By Peter Nurse and Kim Khan
Investing.com - Oil markets headed higher Wednesday, rebounding as positive news from trials of a potential treatment for the Covid-19 virus fostered hopes of a quick rebound in fuel demand from the travel and leisure sector.
Gilead Sciences (NASDAQ:GILD) said it was "aware of positive data" emerging from the National Institute of Allergy and Infectious Diseases’ study of its antiviral drug remdesivir for the treatment of Covid-19. The company said results showed it benefited patients who took the drug at an early stage of the illness, although later-stage patients responded less.
In addition, a smaller than expected rise in U.S. oil inventories of 9 million barrels took some pressure off the front-month contracts, which has seen selling from dwindling storage space for crude.
“It appears like curves are being flattened everywhere and the curve on crude stocks’ build is the latest to experience this phenomenon, declining from the previous week’s 15-million-barrel jump,” Investing.com analyst Barani Krishnan said.
At 10:45 AM ET (1405 GMT), U.S. crude futures traded 34% higher at $16.59 a barrel, while the international benchmark Brent contract rose 8.6% to $24.70.
In the U.S., the world’s largest consumer of crude, an increasing number of U.S. states start reopening their economies as the administration ramps up the number of virus tests available, and this is being matched in Europe.
This is helping the market rebound, to a degree, after losing more than a quarter of its value over the past two days amid concerns prices may again drop below zero and as investors and a major fund exited the June contract - there were 318,000 open positions as of Tuesday, with 15 sessions left before expiration. May WTI had 610,000 at the same point before expiry.
But oil inventories rose by a beleow-trend 9 million barrels for the week ended April 24, the EIA said. That compared with expectations for a build of about 10.6 million barrels, according to forecasts compiled by Investing.com and down from an average of about 16 million barrels in the past few weeks.

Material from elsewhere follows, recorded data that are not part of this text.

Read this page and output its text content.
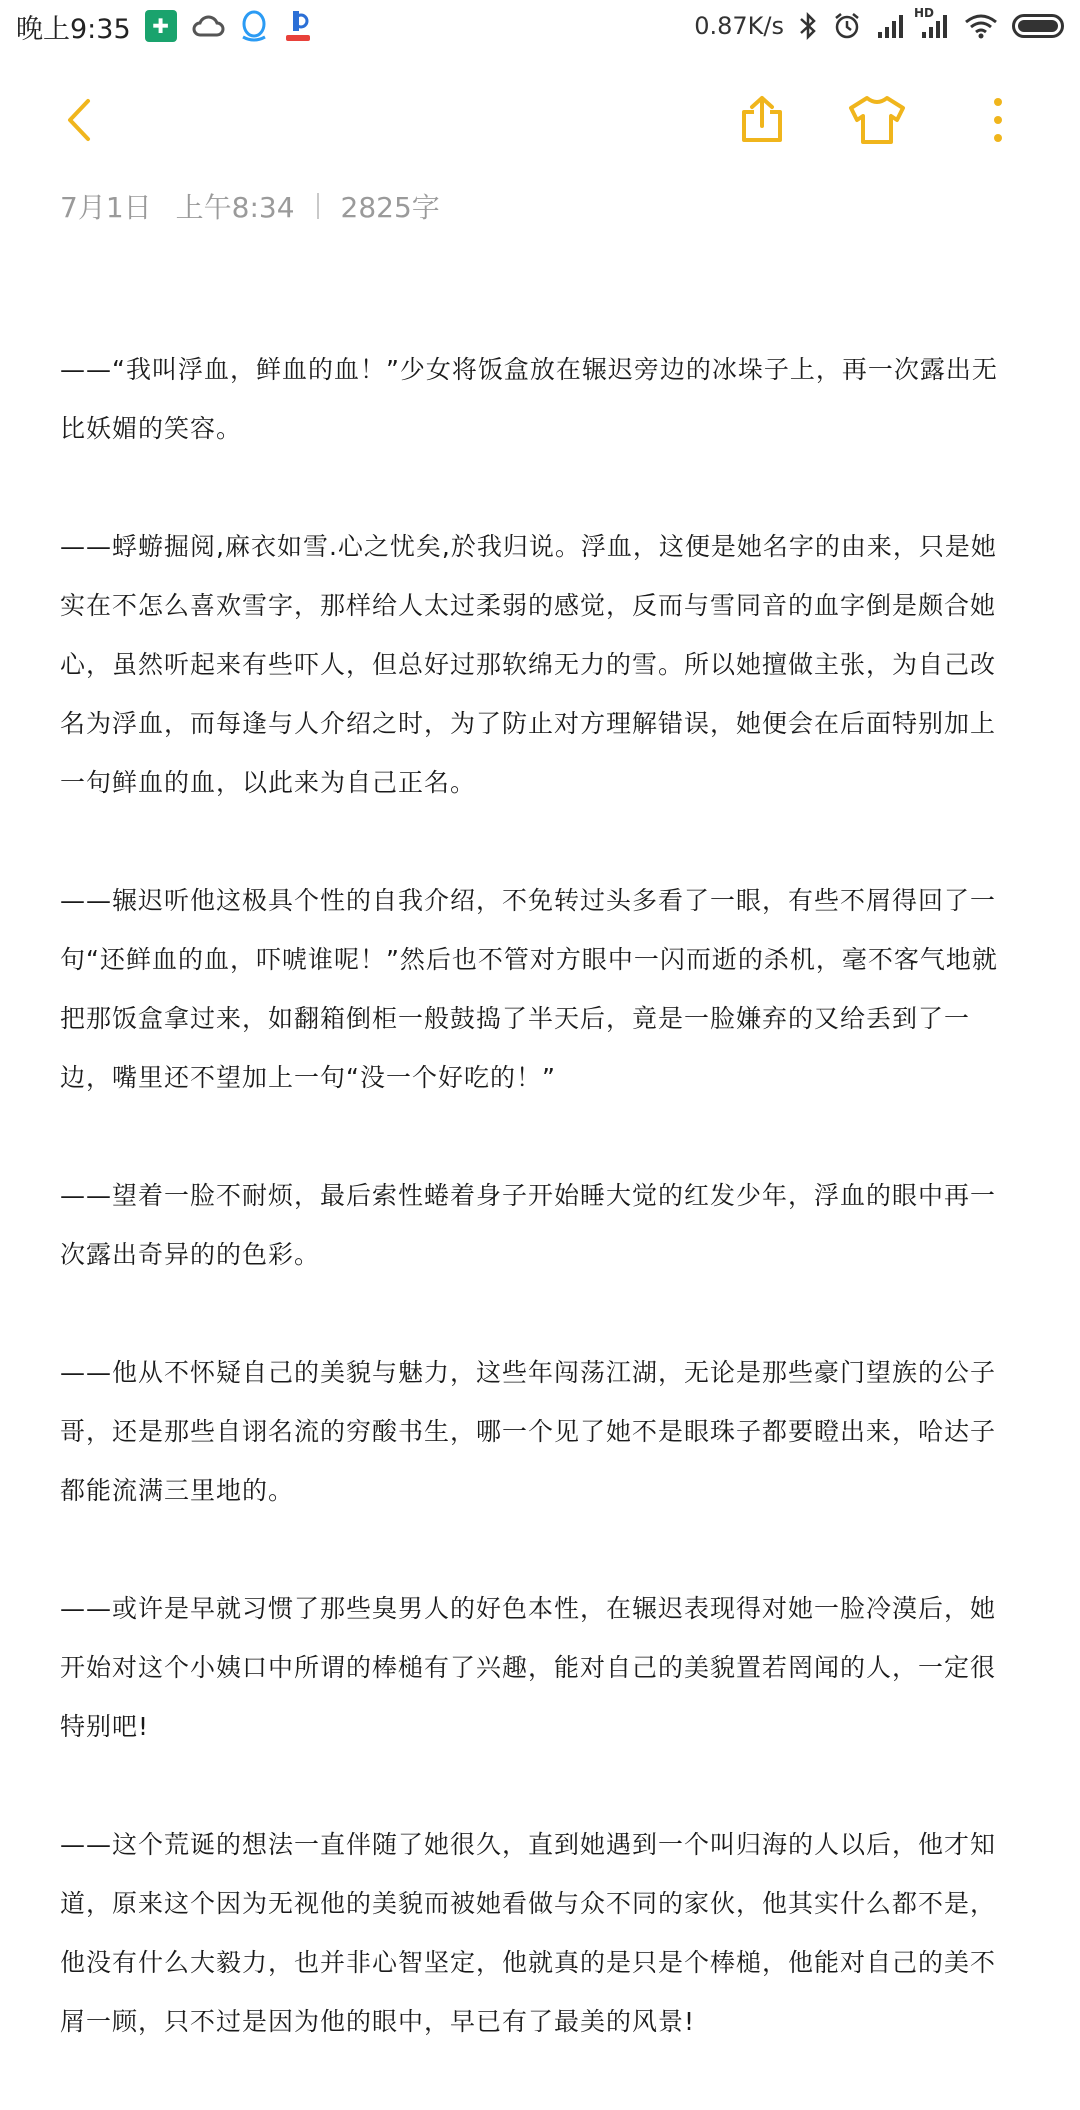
晚上9:35	✚	0.87K/s	HD
7月1日 上午8:34 2825字

——“我叫浮血，鲜血的血！”少女将饭盒放在辗迟旁边的冰垛子上，再一次露出无比妖媚的笑容。

——蜉蝣掘阅,麻衣如雪.心之忧矣,於我归说。浮血，这便是她名字的由来，只是她实在不怎么喜欢雪字，那样给人太过柔弱的感觉，反而与雪同音的血字倒是颇合她心，虽然听起来有些吓人，但总好过那软绵无力的雪。所以她擅做主张，为自己改名为浮血，而每逢与人介绍之时，为了防止对方理解错误，她便会在后面特别加上一句鲜血的血，以此来为自己正名。

——辗迟听他这极具个性的自我介绍，不免转过头多看了一眼，有些不屑得回了一句“还鲜血的血，吓唬谁呢！”然后也不管对方眼中一闪而逝的杀机，毫不客气地就把那饭盒拿过来，如翻箱倒柜一般鼓捣了半天后，竟是一脸嫌弃的又给丢到了一边，嘴里还不望加上一句“没一个好吃的！”

——望着一脸不耐烦，最后索性蜷着身子开始睡大觉的红发少年，浮血的眼中再一次露出奇异的的色彩。

——他从不怀疑自己的美貌与魅力，这些年闯荡江湖，无论是那些豪门望族的公子哥，还是那些自诩名流的穷酸书生，哪一个见了她不是眼珠子都要瞪出来，哈达子都能流满三里地的。

——或许是早就习惯了那些臭男人的好色本性，在辗迟表现得对她一脸冷漠后，她开始对这个小姨口中所谓的棒槌有了兴趣，能对自己的美貌置若罔闻的人，一定很特别吧!

——这个荒诞的想法一直伴随了她很久，直到她遇到一个叫归海的人以后，他才知道，原来这个因为无视他的美貌而被她看做与众不同的家伙，他其实什么都不是，他没有什么大毅力，也并非心智坚定，他就真的是只是个棒槌，他能对自己的美不屑一顾，只不过是因为他的眼中，早已有了最美的风景!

Gasoline inventories unexpectedly sank by 3.7 million barrels, versus forecasts for a rise of about 2.5 million barrels. Distillate stockpiles rose by 5.1 million barrels, compared with expectations for a build of about 3.6 million barrels.
Stockpiles at the Cushing, Okla. hub rose by 3.7 million barrels versus 5 million the week before.
“That’s a relief of sorts for anyone watching the Cushing numbers to guess on how long it takes before the hub runs out of space altogether for physical WTI deliveries,” Krishan said.
“On production, the other big number everyone’s been looking out for, we have a 100,000-barrel-per-day decline, putting us finally at 1 million barrels from the record high 13.1 bpd in mid-March,” he added. “It’s still a pretty slow retreat but it’s the best we have for now, given how the EIA estimates these things.”
The headwinds to physical demand were visible in the latest U.S. economic data. Gross domestic product data showed the U.S. economy contracted by 4.8% in the first quarter. Shorter-cycle data strongly suggest that the second quarter is going to be even worse.
But market forces are exerting ever-greater pressure on producers. China’s three biggest state producers have announced they will slash their spending plans this year by a combined $19 billion, in the latest sign companies are having to take drastic measures to weather the crash in demand and prices.
Production cuts both inside and outside of the OPEC+ bloc are widely expected to help restore some kind of balance to the market in due course. Analysts at Morgan Stanley (NYSE:MS) said Wednesday they see WTI stabilizing at around $40 a barrel in 2021, with Brent around $5/bbl higher.